Tir à vue sur les opticien

Tir à vue sur les opticiens

Les magistrats de la Cour des comptes ne sont pas bigleux : il ne leur a pas échappé que les Français supportent des coûts d’optique médicale considérablement plus élevés que leurs voisins européens. Selon la Cour, le marché en question serait « opaque et peu transparent », ce qui est un comble pour des marchands de lunettes. Mais il est vrai que dans une monture ordinaire, l’once de matière plastique se transige au prix de l’or en barre et le carat de verrerie au prix du diamant taillé. Quiconque a la malchance d’être un tant soit peu miro est ainsi obligé de se trimballer avec un coffre-fort sur le nez. Il en résulte que les opticiens se trouvent maintenant dans le collimateur des auditeurs publics, de dame Sécu et des associations de consommateurs, tous suspectant la corporation de se gaver au gras de lorgnon. Au point que notre ministre de la Santé, aveuglée par l’indignation, a menacé de « dé-rembourser » les dépenses d’optique – avant de se raviser. Mais les hostilités sont apparemment ouvertes et les diverses autorités n’ont pas fini de zieuter les comptes des lunettiers.

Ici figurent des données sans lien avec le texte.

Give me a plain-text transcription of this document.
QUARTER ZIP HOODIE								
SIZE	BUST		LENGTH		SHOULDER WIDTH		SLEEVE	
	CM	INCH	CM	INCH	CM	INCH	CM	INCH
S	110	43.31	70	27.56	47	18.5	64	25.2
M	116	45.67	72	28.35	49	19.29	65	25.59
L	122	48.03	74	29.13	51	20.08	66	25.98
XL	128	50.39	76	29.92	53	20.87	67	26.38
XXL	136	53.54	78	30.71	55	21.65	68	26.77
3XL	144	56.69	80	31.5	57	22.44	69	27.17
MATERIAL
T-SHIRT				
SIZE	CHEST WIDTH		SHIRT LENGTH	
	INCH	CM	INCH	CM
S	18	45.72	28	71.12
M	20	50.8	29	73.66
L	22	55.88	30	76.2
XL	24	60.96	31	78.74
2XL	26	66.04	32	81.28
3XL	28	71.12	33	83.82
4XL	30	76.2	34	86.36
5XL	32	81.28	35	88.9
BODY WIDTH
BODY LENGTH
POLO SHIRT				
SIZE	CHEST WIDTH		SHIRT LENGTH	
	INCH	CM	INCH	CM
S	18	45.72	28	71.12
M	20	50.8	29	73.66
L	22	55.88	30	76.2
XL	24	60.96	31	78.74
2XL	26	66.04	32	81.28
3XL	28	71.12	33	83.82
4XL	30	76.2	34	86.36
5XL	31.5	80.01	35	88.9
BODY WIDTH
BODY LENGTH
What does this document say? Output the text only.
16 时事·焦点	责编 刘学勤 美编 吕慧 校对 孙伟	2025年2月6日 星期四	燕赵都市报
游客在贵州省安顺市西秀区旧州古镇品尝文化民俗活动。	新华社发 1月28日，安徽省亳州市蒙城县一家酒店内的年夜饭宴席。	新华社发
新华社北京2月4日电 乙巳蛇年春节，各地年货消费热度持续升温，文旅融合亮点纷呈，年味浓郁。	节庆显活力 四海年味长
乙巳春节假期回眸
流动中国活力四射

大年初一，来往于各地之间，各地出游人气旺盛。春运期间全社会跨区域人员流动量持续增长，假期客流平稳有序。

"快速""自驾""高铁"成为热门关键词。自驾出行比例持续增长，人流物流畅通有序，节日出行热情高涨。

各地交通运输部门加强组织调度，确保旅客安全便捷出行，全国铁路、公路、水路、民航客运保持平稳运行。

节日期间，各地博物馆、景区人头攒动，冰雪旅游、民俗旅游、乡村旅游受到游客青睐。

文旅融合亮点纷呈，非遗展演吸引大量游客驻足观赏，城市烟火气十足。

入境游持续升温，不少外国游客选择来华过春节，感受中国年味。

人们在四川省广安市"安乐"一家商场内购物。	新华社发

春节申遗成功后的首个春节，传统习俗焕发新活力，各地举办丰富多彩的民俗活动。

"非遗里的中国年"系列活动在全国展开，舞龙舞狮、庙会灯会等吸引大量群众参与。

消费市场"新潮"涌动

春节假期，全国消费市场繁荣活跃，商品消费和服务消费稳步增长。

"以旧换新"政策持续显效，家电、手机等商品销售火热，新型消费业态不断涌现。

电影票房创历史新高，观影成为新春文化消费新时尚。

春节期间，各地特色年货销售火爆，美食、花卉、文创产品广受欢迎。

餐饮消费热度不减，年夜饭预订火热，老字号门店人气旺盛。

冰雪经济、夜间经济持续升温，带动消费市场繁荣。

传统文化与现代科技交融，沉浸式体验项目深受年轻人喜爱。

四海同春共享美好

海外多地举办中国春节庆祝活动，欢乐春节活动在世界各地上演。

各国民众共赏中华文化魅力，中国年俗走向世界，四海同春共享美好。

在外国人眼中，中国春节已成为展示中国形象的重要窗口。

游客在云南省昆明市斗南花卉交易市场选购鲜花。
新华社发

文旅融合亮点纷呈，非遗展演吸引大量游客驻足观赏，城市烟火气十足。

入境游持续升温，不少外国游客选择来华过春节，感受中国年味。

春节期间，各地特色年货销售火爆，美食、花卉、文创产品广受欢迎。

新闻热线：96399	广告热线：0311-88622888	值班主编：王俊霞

Evidemment, l’idée de renoncer au remboursement de ces dépenses a fait ricaner dans les chaumières : la Sécu ne prend en charge qu’une part symbolique des frais d’optique (3,6%, en moyenne). Ce sont les mutuelles-santé qui supportent l’essentiel de ces charges (après avoir majoré leurs cotisations en conséquence). Seulement voilà : ces assurances sont complémentaires à la Sécurité sociale. Elles couvrent tout ou partie du ticket modérateur, c’est-à-dire la fraction des dépenses qui n’est pas prise en charge par l’assurance obligatoire. Si la Sécu se retire, il n’y a plus de ticket modérateur. Donc, a priori, plus de remboursement par les mutuelles. Ce ne serait pas le moyen le plus efficace d’alléger l’ardoise du consommateur… Sauf si la réglementation continue d’évoluer, note la Cour. Celle qui autorise désormais les assurances complémentaires à opérer une différenciation de leurs remboursements, selon que les assurés recourent ou non aux « réseaux de soins  » qu’elles contrôlent, au travers de plateformes généralement communes à plusieurs mutuelles. Dont l’efficacité est reconnue en matière de maîtrise des coûts (et de pingrerie salariale), ce pourquoi la prise en charge est alors maximale. Peu à peu, les assurances complémentaires occupent un espace grandissant dans le remboursement des soins. Il n’est pas exclu qu’elles puissent même se substituer totalement à la Sécu dans bien des domaines. Parmi les prestataires de services médicaux, les opticiens ne sont pas les seuls à devoir s’interroger sur leur avenir : les mutuelles promettent de devenir leur principal donneur d’ordres. Et ainsi d’imposer leurs conditions. La privatisation de la Sécu a bel et bien commencé.

La recette du jour

Tourisme sanitaire

Vous étiez myope ; vous êtes maintenant myope, presbyte, astigmate et un peu dur de la feuille : les ans en sont la cause. Vos petits maux vous coûtent un max. Faites-vous prescrire une cure de crevettes à Bangkok (c’est bon pour ce que vous avez) : la CPAM vous prendra en charge. Et quand vous serez sur place, offrez-vous une collection complète de lunettes pour le prix d’un plateau de fruits de mer au Guilvinec.